- Access Restrictions: From January 2026, vessels with fewer than 10 interim port calls between Ukrainian and Russian ports are blocked from Russian Black Sea terminals.
- Inspection Costs: Underwater hull checks for ships using Romanian anchorages near Sulina are lengthening wait times and increasing freight disbursement costs.
- Regional Disparity: Black Sea enforcement is significantly stricter than in the Baltic, where the same regulatory framework is applied more leniently.
- Freight Impact: Fragmented logistics, higher compliance costs, and reduced vessel flexibility are neutral to bearish for freight and Ukrainian export competitiveness.
- Market Structure: Dedicated fleets for Russian vs Ukrainian trades are likely to emerge, while some cargo flows could shift toward the Baltic within existing constraints.
Russia Tightens Black Sea Port Access
Russian Black Sea ports have introduced stringent access rules for vessels that recently called at Ukrainian ports. Effective January 2026, ships are generally prohibited from entering Russian Black Sea terminals unless they have completed at least 10 interim port calls between Ukrainian and Russian facilities. This sharply limits flexibility for vessels that alternate between the two markets.
The new regime extends beyond direct calls to Ukraine. Vessels that have used Romanian anchorages near Sulina—commonly employed as staging areas before entering Ukrainian waters—now face prolonged underwater hull inspections. When Romania appears among the last five port events, the cost of these inspections is added to the disbursement account, raising voyage expenses and extending turnaround times.

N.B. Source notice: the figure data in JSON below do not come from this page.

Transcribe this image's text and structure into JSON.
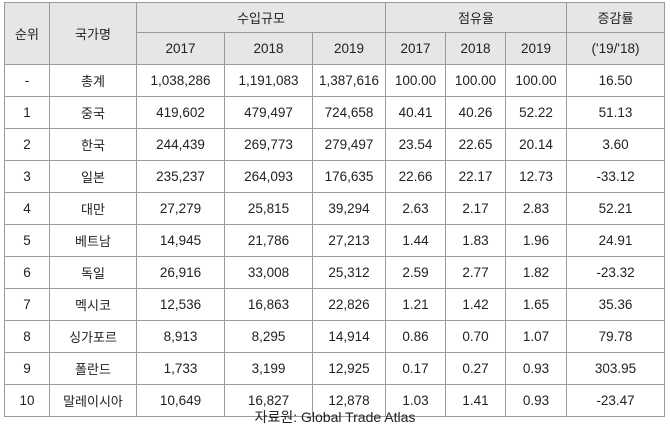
{
  "table": {
    "headers": {
      "rank": "순위",
      "country": "국가명",
      "import_scale": "수입규모",
      "share": "점유율",
      "growth": "증감률",
      "growth_sub": "('19/'18)",
      "years": [
        "2017",
        "2018",
        "2019"
      ]
    },
    "rows": [
      {
        "rank": "-",
        "country": "총계",
        "i2017": "1,038,286",
        "i2018": "1,191,083",
        "i2019": "1,387,616",
        "s2017": "100.00",
        "s2018": "100.00",
        "s2019": "100.00",
        "growth": "16.50"
      },
      {
        "rank": "1",
        "country": "중국",
        "i2017": "419,602",
        "i2018": "479,497",
        "i2019": "724,658",
        "s2017": "40.41",
        "s2018": "40.26",
        "s2019": "52.22",
        "growth": "51.13"
      },
      {
        "rank": "2",
        "country": "한국",
        "i2017": "244,439",
        "i2018": "269,773",
        "i2019": "279,497",
        "s2017": "23.54",
        "s2018": "22.65",
        "s2019": "20.14",
        "growth": "3.60"
      },
      {
        "rank": "3",
        "country": "일본",
        "i2017": "235,237",
        "i2018": "264,093",
        "i2019": "176,635",
        "s2017": "22.66",
        "s2018": "22.17",
        "s2019": "12.73",
        "growth": "-33.12"
      },
      {
        "rank": "4",
        "country": "대만",
        "i2017": "27,279",
        "i2018": "25,815",
        "i2019": "39,294",
        "s2017": "2.63",
        "s2018": "2.17",
        "s2019": "2.83",
        "growth": "52.21"
      },
      {
        "rank": "5",
        "country": "베트남",
        "i2017": "14,945",
        "i2018": "21,786",
        "i2019": "27,213",
        "s2017": "1.44",
        "s2018": "1.83",
        "s2019": "1.96",
        "growth": "24.91"
      },
      {
        "rank": "6",
        "country": "독일",
        "i2017": "26,916",
        "i2018": "33,008",
        "i2019": "25,312",
        "s2017": "2.59",
        "s2018": "2.77",
        "s2019": "1.82",
        "growth": "-23.32"
      },
      {
        "rank": "7",
        "country": "멕시코",
        "i2017": "12,536",
        "i2018": "16,863",
        "i2019": "22,826",
        "s2017": "1.21",
        "s2018": "1.42",
        "s2019": "1.65",
        "growth": "35.36"
      },
      {
        "rank": "8",
        "country": "싱가포르",
        "i2017": "8,913",
        "i2018": "8,295",
        "i2019": "14,914",
        "s2017": "0.86",
        "s2018": "0.70",
        "s2019": "1.07",
        "growth": "79.78"
      },
      {
        "rank": "9",
        "country": "폴란드",
        "i2017": "1,733",
        "i2018": "3,199",
        "i2019": "12,925",
        "s2017": "0.17",
        "s2018": "0.27",
        "s2019": "0.93",
        "growth": "303.95"
      },
      {
        "rank": "10",
        "country": "말레이시아",
        "i2017": "10,649",
        "i2018": "16,827",
        "i2019": "12,878",
        "s2017": "1.03",
        "s2018": "1.41",
        "s2019": "0.93",
        "growth": "-23.47"
      }
    ]
  },
  "caption": {
    "label": "자료원",
    "source": ": Global Trade Atlas"
  }
}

Regulatory Context and Regional Disparities
These measures build on Russia’s 2025 regulatory framework, including a July 21 presidential decree mandating permission for all vessels arriving from foreign ports and the August 2025 extension of hull inspection programs from the Baltic to the Black Sea. Market participants note that despite the common legal basis, Baltic Sea inspections remain comparatively lenient, with enforcement intensity varying by terminal and basin, while the Black Sea has become significantly tighter.
The shift coincides with the withdrawal of a leading UAE trader from Black Sea grain trading, highlighting a more complex and competitive landscape for regional exporters and logistics providers.
Freight Market Implications
The impact on freight is assessed as neutral to bearish. The restrictions fragment the Black Sea logistics network, effectively forcing shipowners to choose between serving Russian or Ukrainian ports. Vessels attempting to cover both origins will face higher operational frictions, while the market is likely to evolve toward separate, dedicated fleets for each corridor.
Closer scrutiny and more frequent hull inspections around Romanian anchorages are inflating disbursement costs and extending voyage durations. This reduces effective vessel availability for Ukrainian exports, encourages higher freight premiums to compensate for regulatory and operational risks, and may redirect some cargo toward the Baltic—though Ukraine’s limited access to Baltic routes caps that relief.